Derry Girls celebrates 5 cracker years since it aired on our screens

Derry Girls celebrates 5 cracker years since it aired on our screens

The hit Channel 4 show catapulted the city onto the world stage

Derry Girls premiered on January 4, 2018, launching what would become the most iconic series about the city and catapulting Derry onto the world stage.

The fifth anniversary of the hit Channel 4 show was marked on Wednesday by the station where it first debuted and continued to premiere.

Lisa McGee, the creator of Derry Girls, responded to Channel 4’s tweet on Wednesday saying: “Five years since we didn’t know what was about to hit us."

In a nod to one of the most popular lines from the iconic show, she added: "Slainte Mofos!"

Siobhán McSweeney, who played series favourite Sister Michael on the hit show also tweeted to mark the show's fifth birthday. She wrote: “Five years ago today.

“All changed, changed utterly.

“Sweet suffering Jehovah.”

After its initial debut in 2018, Derry Girls went on to air three critically-acclaimed and record-breaking seasons, as well as a post-finale special on the Good Friday Agreement.

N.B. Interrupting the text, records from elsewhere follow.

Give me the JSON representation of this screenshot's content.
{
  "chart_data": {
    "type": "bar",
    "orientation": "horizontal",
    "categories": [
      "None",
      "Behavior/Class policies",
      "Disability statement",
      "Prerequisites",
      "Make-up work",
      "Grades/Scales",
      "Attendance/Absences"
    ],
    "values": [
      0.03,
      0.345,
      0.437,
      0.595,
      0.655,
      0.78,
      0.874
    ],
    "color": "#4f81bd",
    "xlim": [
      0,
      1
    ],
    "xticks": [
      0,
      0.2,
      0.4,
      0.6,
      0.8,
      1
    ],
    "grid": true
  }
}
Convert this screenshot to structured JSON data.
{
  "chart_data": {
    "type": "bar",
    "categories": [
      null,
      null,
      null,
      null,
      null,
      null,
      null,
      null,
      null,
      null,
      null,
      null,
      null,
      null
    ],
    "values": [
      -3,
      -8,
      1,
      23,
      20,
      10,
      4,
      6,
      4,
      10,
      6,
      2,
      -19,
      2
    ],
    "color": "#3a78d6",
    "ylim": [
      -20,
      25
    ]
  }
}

Around the time of the show’s 2018 premiere, Channel 4 said: “Derry Girls is the creation of acclaimed writer Lisa McGee who has mined her own experiences to create a candid, one-of-a-kind, family-centered comedy set against the backdrop of The Troubles.

“The series follows Erin (Saoirse Monica Jackson), her cousin Orla (Louisa Harland), and friends Clare (Nicola Coughlan), Michelle (Jamie-Lee O'Donnell), and Michelle’s tag along English cousin, aka The Wee English Fella, James (Dylan Llewellyn) as they navigate their teens in Derry in the early 1990s.

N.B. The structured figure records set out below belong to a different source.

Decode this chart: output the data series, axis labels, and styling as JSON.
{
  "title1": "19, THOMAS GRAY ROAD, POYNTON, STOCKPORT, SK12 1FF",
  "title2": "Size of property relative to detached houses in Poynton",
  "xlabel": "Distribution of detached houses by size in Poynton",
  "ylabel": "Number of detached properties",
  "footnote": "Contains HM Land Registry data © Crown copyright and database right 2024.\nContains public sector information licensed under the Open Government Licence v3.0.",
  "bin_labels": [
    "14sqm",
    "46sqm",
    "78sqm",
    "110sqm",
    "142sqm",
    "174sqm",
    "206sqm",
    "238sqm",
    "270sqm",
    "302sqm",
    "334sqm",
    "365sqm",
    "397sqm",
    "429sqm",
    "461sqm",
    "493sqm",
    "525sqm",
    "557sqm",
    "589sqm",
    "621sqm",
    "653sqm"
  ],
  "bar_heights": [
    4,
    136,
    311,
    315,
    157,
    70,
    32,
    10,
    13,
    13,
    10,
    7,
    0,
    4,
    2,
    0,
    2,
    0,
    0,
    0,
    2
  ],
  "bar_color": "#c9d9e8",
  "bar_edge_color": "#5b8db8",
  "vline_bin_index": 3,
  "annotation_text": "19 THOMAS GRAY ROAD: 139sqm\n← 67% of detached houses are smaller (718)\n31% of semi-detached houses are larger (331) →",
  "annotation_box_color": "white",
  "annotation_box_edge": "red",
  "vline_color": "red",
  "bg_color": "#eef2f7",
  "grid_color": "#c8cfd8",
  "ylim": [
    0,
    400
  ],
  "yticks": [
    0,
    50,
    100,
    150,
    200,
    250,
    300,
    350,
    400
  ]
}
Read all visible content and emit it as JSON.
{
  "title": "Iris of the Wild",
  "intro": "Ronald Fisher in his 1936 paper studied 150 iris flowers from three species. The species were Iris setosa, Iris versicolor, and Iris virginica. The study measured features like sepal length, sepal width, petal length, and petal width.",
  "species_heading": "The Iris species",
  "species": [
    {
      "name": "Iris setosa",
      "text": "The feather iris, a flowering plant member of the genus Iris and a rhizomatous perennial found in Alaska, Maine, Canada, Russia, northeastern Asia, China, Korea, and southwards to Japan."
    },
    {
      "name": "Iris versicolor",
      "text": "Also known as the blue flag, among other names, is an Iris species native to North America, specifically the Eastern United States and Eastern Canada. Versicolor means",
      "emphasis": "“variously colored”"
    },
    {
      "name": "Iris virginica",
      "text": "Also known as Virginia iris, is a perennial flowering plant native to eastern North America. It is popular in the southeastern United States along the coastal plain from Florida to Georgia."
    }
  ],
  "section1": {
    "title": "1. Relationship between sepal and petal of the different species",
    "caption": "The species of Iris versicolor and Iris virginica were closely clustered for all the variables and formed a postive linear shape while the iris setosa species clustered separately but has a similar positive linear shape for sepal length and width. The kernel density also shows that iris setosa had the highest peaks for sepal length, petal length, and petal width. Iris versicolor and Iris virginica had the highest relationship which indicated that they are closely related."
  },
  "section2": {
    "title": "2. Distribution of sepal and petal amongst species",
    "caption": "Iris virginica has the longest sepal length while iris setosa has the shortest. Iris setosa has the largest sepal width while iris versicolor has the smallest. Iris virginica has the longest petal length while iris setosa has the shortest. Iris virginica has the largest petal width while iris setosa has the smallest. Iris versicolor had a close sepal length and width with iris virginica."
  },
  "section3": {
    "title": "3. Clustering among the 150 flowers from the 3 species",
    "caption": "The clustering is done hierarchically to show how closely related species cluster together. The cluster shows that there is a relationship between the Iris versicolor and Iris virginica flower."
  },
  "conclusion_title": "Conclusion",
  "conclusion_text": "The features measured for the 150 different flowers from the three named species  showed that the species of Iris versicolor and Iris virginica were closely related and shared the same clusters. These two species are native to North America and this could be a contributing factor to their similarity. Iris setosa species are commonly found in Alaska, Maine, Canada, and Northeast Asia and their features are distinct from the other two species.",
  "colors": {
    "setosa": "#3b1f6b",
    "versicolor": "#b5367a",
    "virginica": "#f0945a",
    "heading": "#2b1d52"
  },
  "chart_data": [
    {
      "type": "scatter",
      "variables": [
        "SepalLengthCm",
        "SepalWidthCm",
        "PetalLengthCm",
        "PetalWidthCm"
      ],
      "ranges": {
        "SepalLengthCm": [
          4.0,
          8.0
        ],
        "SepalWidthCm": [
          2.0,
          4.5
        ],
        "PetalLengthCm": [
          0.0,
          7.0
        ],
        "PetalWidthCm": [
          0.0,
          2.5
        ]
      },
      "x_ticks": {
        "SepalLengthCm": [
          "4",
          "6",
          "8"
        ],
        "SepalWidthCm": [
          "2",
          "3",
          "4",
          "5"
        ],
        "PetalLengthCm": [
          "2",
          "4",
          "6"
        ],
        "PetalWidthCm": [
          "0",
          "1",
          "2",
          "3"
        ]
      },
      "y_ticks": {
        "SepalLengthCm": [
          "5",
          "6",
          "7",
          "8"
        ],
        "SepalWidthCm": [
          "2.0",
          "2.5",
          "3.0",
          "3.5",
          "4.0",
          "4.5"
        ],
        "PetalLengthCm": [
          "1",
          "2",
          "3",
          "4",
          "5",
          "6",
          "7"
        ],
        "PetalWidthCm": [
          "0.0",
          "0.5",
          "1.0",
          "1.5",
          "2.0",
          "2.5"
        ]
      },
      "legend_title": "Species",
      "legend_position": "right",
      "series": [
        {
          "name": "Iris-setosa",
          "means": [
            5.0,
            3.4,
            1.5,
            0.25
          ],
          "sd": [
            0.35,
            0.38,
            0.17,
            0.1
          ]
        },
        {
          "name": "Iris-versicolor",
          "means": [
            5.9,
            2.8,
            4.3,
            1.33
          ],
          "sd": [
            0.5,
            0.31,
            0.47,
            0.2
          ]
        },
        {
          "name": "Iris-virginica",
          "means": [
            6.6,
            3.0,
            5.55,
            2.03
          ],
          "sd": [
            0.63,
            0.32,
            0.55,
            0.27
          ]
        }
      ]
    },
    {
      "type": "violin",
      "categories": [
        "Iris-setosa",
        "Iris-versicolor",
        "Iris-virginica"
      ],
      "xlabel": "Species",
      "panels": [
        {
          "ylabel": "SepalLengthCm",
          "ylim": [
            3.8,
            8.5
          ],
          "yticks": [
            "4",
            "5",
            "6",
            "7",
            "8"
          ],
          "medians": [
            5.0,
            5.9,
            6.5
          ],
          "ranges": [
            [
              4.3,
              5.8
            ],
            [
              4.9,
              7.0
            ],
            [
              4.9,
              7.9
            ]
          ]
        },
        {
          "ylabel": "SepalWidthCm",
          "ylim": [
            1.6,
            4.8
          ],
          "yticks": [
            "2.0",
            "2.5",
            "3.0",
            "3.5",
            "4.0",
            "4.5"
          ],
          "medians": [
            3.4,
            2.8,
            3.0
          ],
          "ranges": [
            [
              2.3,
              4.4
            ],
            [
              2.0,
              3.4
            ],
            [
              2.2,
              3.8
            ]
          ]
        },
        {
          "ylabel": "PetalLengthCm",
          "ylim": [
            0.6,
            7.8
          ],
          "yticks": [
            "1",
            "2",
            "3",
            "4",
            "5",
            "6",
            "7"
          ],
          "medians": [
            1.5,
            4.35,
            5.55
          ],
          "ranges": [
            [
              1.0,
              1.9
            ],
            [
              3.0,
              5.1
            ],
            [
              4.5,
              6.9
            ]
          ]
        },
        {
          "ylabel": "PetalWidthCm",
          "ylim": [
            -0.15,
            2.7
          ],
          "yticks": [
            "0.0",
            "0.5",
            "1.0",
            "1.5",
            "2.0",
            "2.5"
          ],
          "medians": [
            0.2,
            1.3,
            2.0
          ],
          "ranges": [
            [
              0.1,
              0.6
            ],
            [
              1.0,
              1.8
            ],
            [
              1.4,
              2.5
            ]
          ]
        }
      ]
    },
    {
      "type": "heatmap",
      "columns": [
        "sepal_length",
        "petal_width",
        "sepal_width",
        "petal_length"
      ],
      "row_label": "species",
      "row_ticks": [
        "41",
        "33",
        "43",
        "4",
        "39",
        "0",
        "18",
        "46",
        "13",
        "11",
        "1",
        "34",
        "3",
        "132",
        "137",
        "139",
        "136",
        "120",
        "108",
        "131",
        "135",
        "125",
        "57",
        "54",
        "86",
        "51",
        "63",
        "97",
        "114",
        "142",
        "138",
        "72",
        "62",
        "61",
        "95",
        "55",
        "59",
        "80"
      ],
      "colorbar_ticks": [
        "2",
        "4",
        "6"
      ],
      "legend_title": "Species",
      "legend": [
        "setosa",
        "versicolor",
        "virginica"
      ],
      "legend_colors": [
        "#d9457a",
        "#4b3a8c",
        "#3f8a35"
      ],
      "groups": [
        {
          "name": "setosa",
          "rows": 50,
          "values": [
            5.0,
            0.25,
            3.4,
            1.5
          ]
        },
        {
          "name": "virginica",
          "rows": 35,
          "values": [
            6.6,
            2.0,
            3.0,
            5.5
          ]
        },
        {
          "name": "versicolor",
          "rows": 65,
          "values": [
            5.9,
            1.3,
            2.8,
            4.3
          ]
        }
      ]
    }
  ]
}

“The series also stars Tommy Tiernan as Erin’s long-suffering father, Tara Lynne O’Neill as Erin’s mother, Ian McElhinney as Granda Joe, and Kathy Kiera Clarke as Aunt Sarah."

The show was an instant hit across the globe, attracting fans near and far and well and truly placing the city on the map as a place full of love, history and craic.